Nach einer langen Periode des Überlegens haben wir, der Herr Ministerpräsident hat davon gesprochen, am diesjährigen Tag der Befreiung des Lagers von Auschwitz, dem 27. Januar, der auch in Deutschland ein Erinnerungstag geworden ist, den Bau des zentralen Holocaust-Mahnmals in Berlin auf den Weg gebracht ... Niemals darf es dazu kommen, daß die Errichtung eines Mahnmals etwa gar als symbolische Form der Entschuldung fehlverstanden wird. Gedenken braucht Orte. Aber Orte können das Gedenken nicht ersetzen. Materielle Leistungen können auch nicht für das Unrecht entschädigen, das Millionen Zwangsarbeitern angetan worden ist. Daß Unternehmen und Bundesregierung eine Stiftung für humanitäre Leistungen an diese Opfer des Nazi-Regimes gegründet haben, war wichtig, weil sie ein Bekenntnis zu unserer Verantwortung ist ... Gedenken wäre eine leere Hülse, wenn es nicht begleitet würde von verantwortlichem Handeln. Zu diesem aktiven Gedenken gehört auch unsere Mitverantwortung für das Land, das den Überlebenden der Schoa die ersehnte Heimstätte gegeben hat. Die Mitverantwortung für Israel ist ein Grundgesetz deutscher Außenpolitik seit der Gründung unseres Staates.

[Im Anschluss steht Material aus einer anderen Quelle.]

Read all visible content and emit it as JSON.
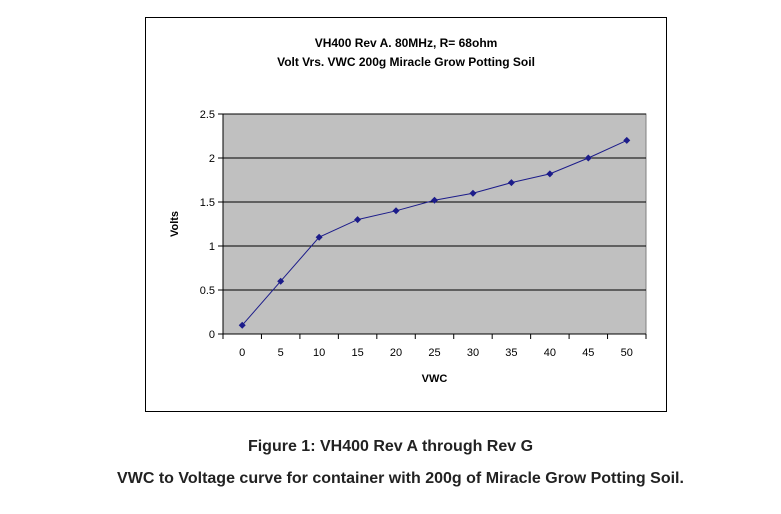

Deutschland und Israel stehen mitten in einem Generationenwechsel: Noch leben Zeitzeugen des Holocaust; bald werden ihre Enkel das politische Geschehen und Denken prägen. Das Wissen über die Vergangenheit von Generation zu Generation weiterzugeben, ist deshalb so wichtig. Dazu gehört vor allem, daß sich die jungen Menschen unserer beiden Länder kennen lernen, sich gemeinsam mit der Vergangenheit auseinandersetzen und gemeinsam Zukunft suchen ... Das Lernen und Üben des Umgangs miteinander wird zwischen den Menschen in Deutschland und Israel nie aufhören. Ich möchte Sie bitten, mit mir alles zu tun, um dieses Lernen zu fördern. Wir werden in diesen Tagen eine Vereinbarung über ein deutsch-israelisches Jugendforum unterzeichnen, das diesem Zweck dient. Wir werden ein Stipendienprogramm schaffen, das helfen soll, junge Israelis mit dem heutigen Deutschland vertraut zu machen. Ohne den Willen der politisch Verantwortlichen laufen auch die besten Bemühungen ins Leere ...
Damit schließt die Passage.